News - Federasi Serikat Guru Indonesia (FSGI) menyebutkan, ada 23 kasus perundungan di satuan pendidikan yang terjadi mulai Januari hingga September 2023. Sebanyak 50 persen di antaranya terjadi pada jenjang SMP.

"Dari 23 kasus tersebut, 50 persen terjadi di jenjang SMP, 23 persen terjadi di jenjang SD, 13,5 persen di jenjang SMA, dan 13,5 persen di jenjang SMK," ucap Sekretaris Jenderal FSGI Heru Purnomo Sekjen, dalam keterangan resminya, Selasa (3/10/2023).

Ia mengungkapkan, perundungan tak hanya dilakukan antar-siswa saja. Namun, perundungan juga terjadi antara siswa dengan tenaga pendidik.

Menurut Heru, ada dua siswa yang meninggal dunia karena terlibat perundungan.

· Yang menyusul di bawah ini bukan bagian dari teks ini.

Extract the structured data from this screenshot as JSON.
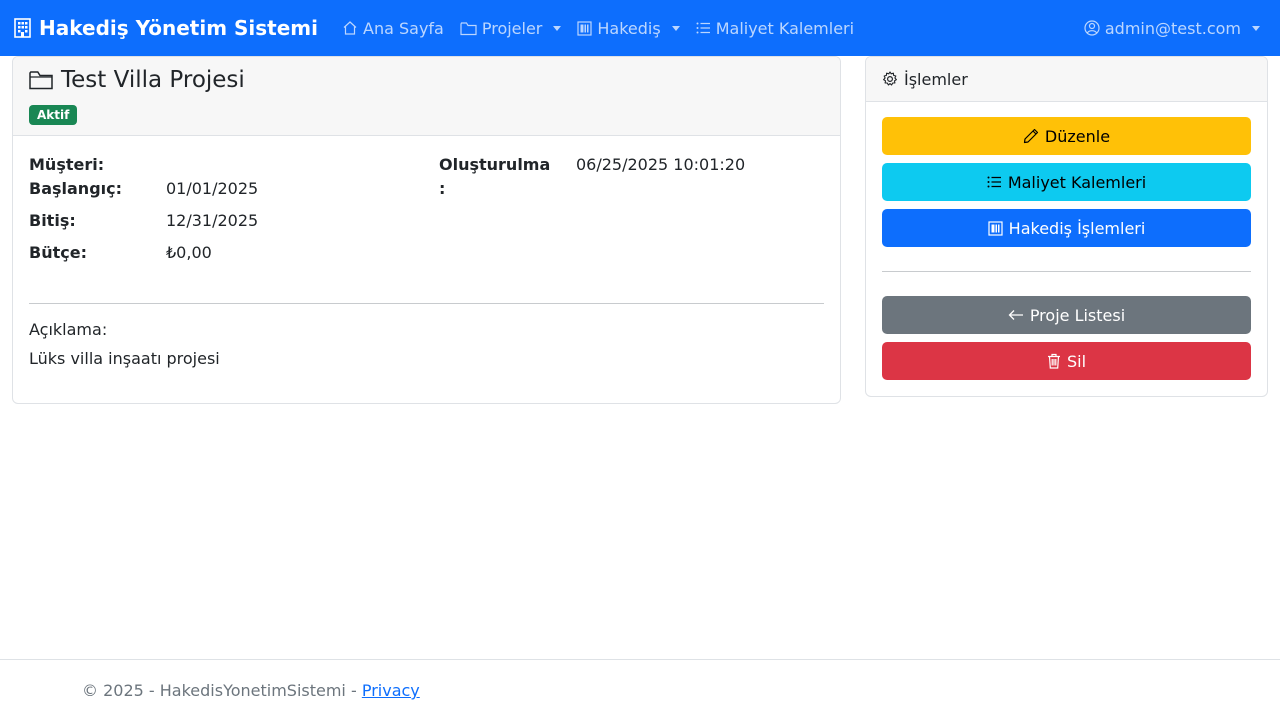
{
  "navbar": {
    "brand": "Hakediş Yönetim Sistemi",
    "brand_icon": "building-icon",
    "items": [
      {
        "label": "Ana Sayfa",
        "icon": "house-icon",
        "dropdown": false
      },
      {
        "label": "Projeler",
        "icon": "folder-icon",
        "dropdown": true
      },
      {
        "label": "Hakediş",
        "icon": "receipt-icon",
        "dropdown": true
      },
      {
        "label": "Maliyet Kalemleri",
        "icon": "list-icon",
        "dropdown": false
      }
    ],
    "user": "admin@test.com",
    "user_icon": "person-circle-icon",
    "bg_color": "#0d6efd"
  },
  "project": {
    "title": "Test Villa Projesi",
    "status": "Aktif",
    "status_color": "#198754",
    "customer_label": "Müşteri:",
    "customer_value": "",
    "start_label": "Başlangıç:",
    "start_value": "01/01/2025",
    "end_label": "Bitiş:",
    "end_value": "12/31/2025",
    "budget_label": "Bütçe:",
    "budget_value": "₺0,00",
    "created_label_line1": "Oluşturulma",
    "created_label_line2": ":",
    "created_value": "06/25/2025 10:01:20",
    "description_label": "Açıklama:",
    "description": "Lüks villa inşaatı projesi"
  },
  "actions": {
    "header": "İşlemler",
    "edit": "Düzenle",
    "cost_items": "Maliyet Kalemleri",
    "progress_ops": "Hakediş İşlemleri",
    "project_list": "Proje Listesi",
    "delete": "Sil"
  },
  "footer": {
    "text": "© 2025 - HakedisYonetimSistemi - ",
    "privacy": "Privacy"
  }
}
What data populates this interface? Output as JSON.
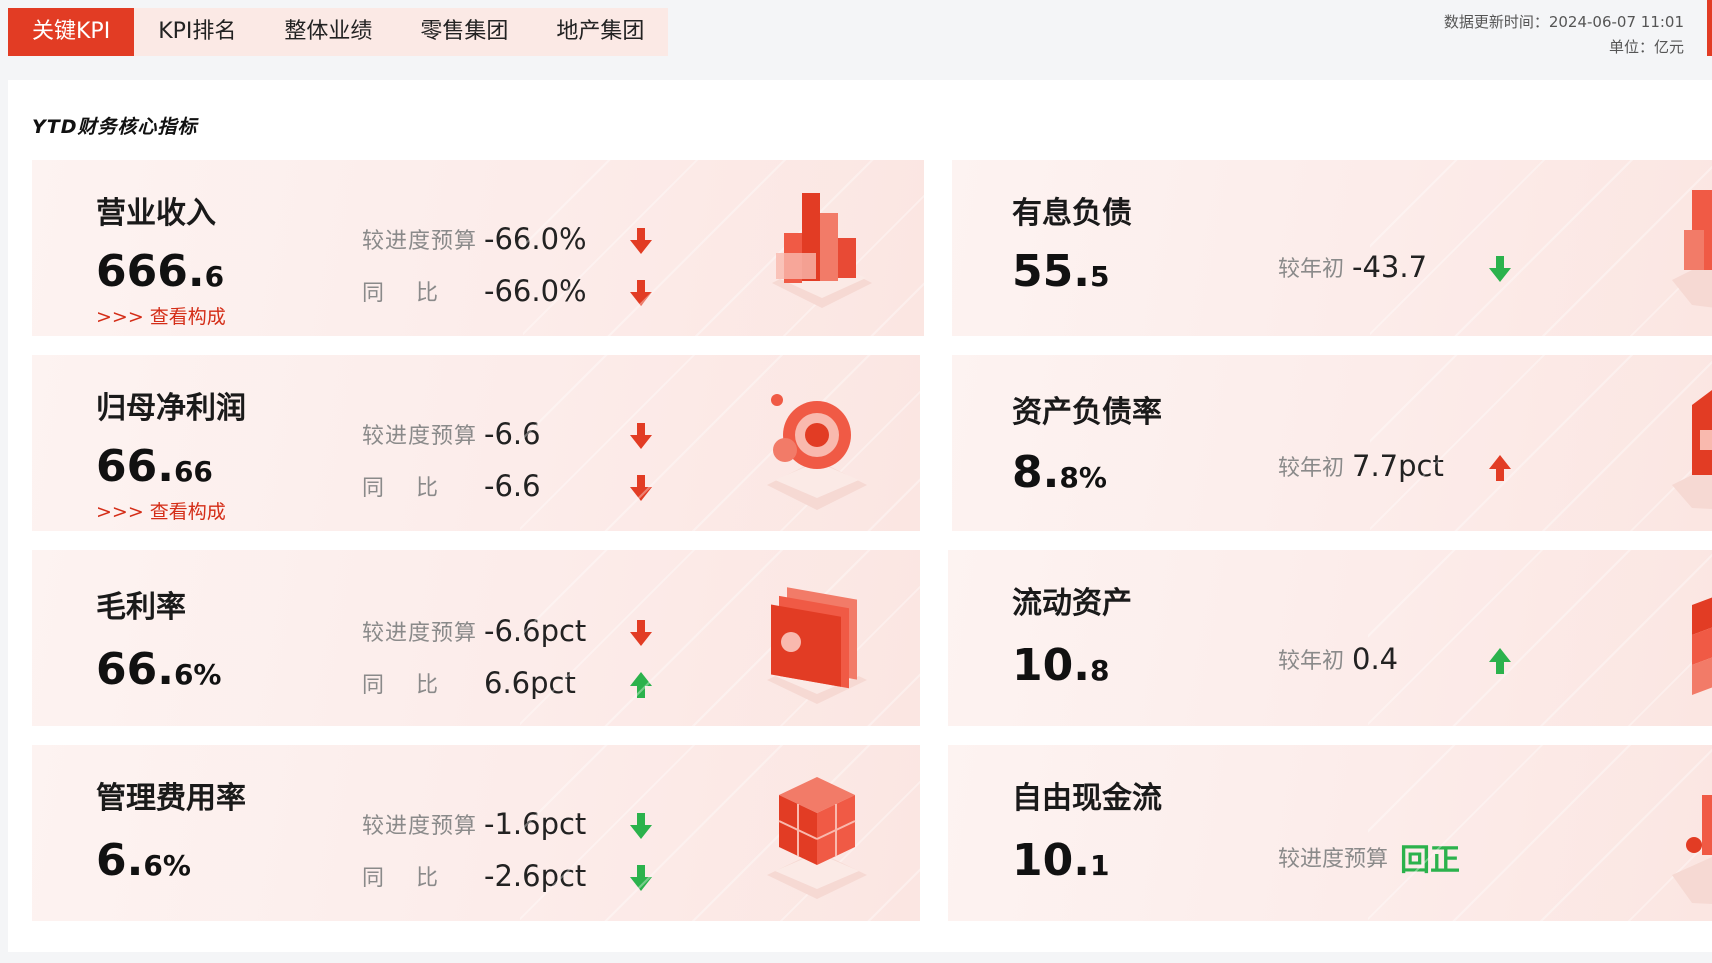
{
  "tabs": [
    {
      "label": "关键KPI",
      "active": true
    },
    {
      "label": "KPI排名",
      "active": false
    },
    {
      "label": "整体业绩",
      "active": false
    },
    {
      "label": "零售集团",
      "active": false
    },
    {
      "label": "地产集团",
      "active": false
    }
  ],
  "meta": {
    "update_time": "数据更新时间：2024-06-07 11:01",
    "unit": "单位：亿元"
  },
  "section_title": "YTD财务核心指标",
  "colors": {
    "accent": "#e23c24",
    "up": "#e23c24",
    "down_good": "#2bb24c"
  },
  "left_cards": [
    {
      "title": "营业收入",
      "value_big": "666.",
      "value_small": "6",
      "link": ">>> 查看构成",
      "rows": [
        {
          "label": "较进度预算",
          "value": "-66.0%",
          "arrow": "down",
          "arrow_color": "red"
        },
        {
          "label": "同　 比",
          "value": "-66.0%",
          "arrow": "down",
          "arrow_color": "red"
        }
      ],
      "icon": "bar-chart-icon"
    },
    {
      "title": "归母净利润",
      "value_big": "66.",
      "value_small": "66",
      "link": ">>> 查看构成",
      "rows": [
        {
          "label": "较进度预算",
          "value": "-6.6",
          "arrow": "down",
          "arrow_color": "red"
        },
        {
          "label": "同　 比",
          "value": "-6.6",
          "arrow": "down",
          "arrow_color": "red"
        }
      ],
      "icon": "coins-icon"
    },
    {
      "title": "毛利率",
      "value_big": "66.",
      "value_small": "6%",
      "link": "",
      "rows": [
        {
          "label": "较进度预算",
          "value": "-6.6pct",
          "arrow": "down",
          "arrow_color": "red"
        },
        {
          "label": "同　 比",
          "value": "6.6pct",
          "arrow": "up",
          "arrow_color": "green"
        }
      ],
      "icon": "wallet-icon"
    },
    {
      "title": "管理费用率",
      "value_big": "6.",
      "value_small": "6%",
      "link": "",
      "rows": [
        {
          "label": "较进度预算",
          "value": "-1.6pct",
          "arrow": "down",
          "arrow_color": "green"
        },
        {
          "label": "同　 比",
          "value": "-2.6pct",
          "arrow": "down",
          "arrow_color": "green"
        }
      ],
      "icon": "cubes-icon"
    }
  ],
  "right_cards": [
    {
      "title": "有息负债",
      "value_big": "55.",
      "value_small": "5",
      "label": "较年初",
      "value": "-43.7",
      "arrow": "down",
      "arrow_color": "green"
    },
    {
      "title": "资产负债率",
      "value_big": "8.",
      "value_small": "8%",
      "label": "较年初",
      "value": "7.7pct",
      "arrow": "up",
      "arrow_color": "red"
    },
    {
      "title": "流动资产",
      "value_big": "10.",
      "value_small": "8",
      "label": "较年初",
      "value": "0.4",
      "arrow": "up",
      "arrow_color": "green"
    },
    {
      "title": "自由现金流",
      "value_big": "10.",
      "value_small": "1",
      "label": "较进度预算",
      "value": "回正",
      "arrow": "",
      "arrow_color": "green"
    }
  ]
}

Kasus meninggalnya dua siswa ini termasuk dalam 23 kasus perundungan tersebut.

Ia berujar, salah satu siswa yang meninggal dunia merupakan siswa SD negeri di Kabupaten Sukabumi. Siswa itu meninggal usai mendapatkan kekerasan fisik.

Satu anak lain yang meninggal dunia merupakan siswa SD yang bunuh diri. Heru mengatakan, bunuh diri itu bisa jadi dipicu karena siswa tersebut merupakan korban perundungan.

Ia mengatakan, perundungan antar siswa-tenaga pendidik terjadi di sejumlah sekolah. Misalnya, di SMPN 1 Sukodadi, Lamongan, Jawa Timur dan di SMPN 1 Sianjur Mula Mula, Samosir, Sumatera Utara.

"Ada pendisiplinan dengan kekerasan yang dilakukan guru terkait pelanggaran tata tertib sekolah berupa memotong rambut 14 siswi karena tidak memakai ciput hingga pitak di depan. Kasus terjadi di SMPN 1 Sukodadi," kata Heru.

"Dan kasus guru memotong rambut siswa, hanya disisakan rambut samping anak. SMPN 1 Sianjur Mula Mula," lanjutnya.

Berdasar banyaknya kasus perundungan di Tanah Air, FSGI meminta Kementerian Pendidikan, Kebudayaan, Riset, dan Teknologi (Kemendikbudristek) serta pemerintah daerah untuk mencegah kekerasan di sekolah.

Salah satu caranya, menurut Heru, yakni dengan menerapkan Permendikbudristek Nomor 46 Tahun 2023 tentang Pencegahan dan Penanganan Kekerasan di Lingkungan Satuan Pendidikan.

"(Permendikbudristek Nomor 46 Tahun 2023) wajib diimplementasikan untuk menciptakan sekolah yang aman dan nyaman tanpa kekerasan melalui disiplin positif," tambah Heru.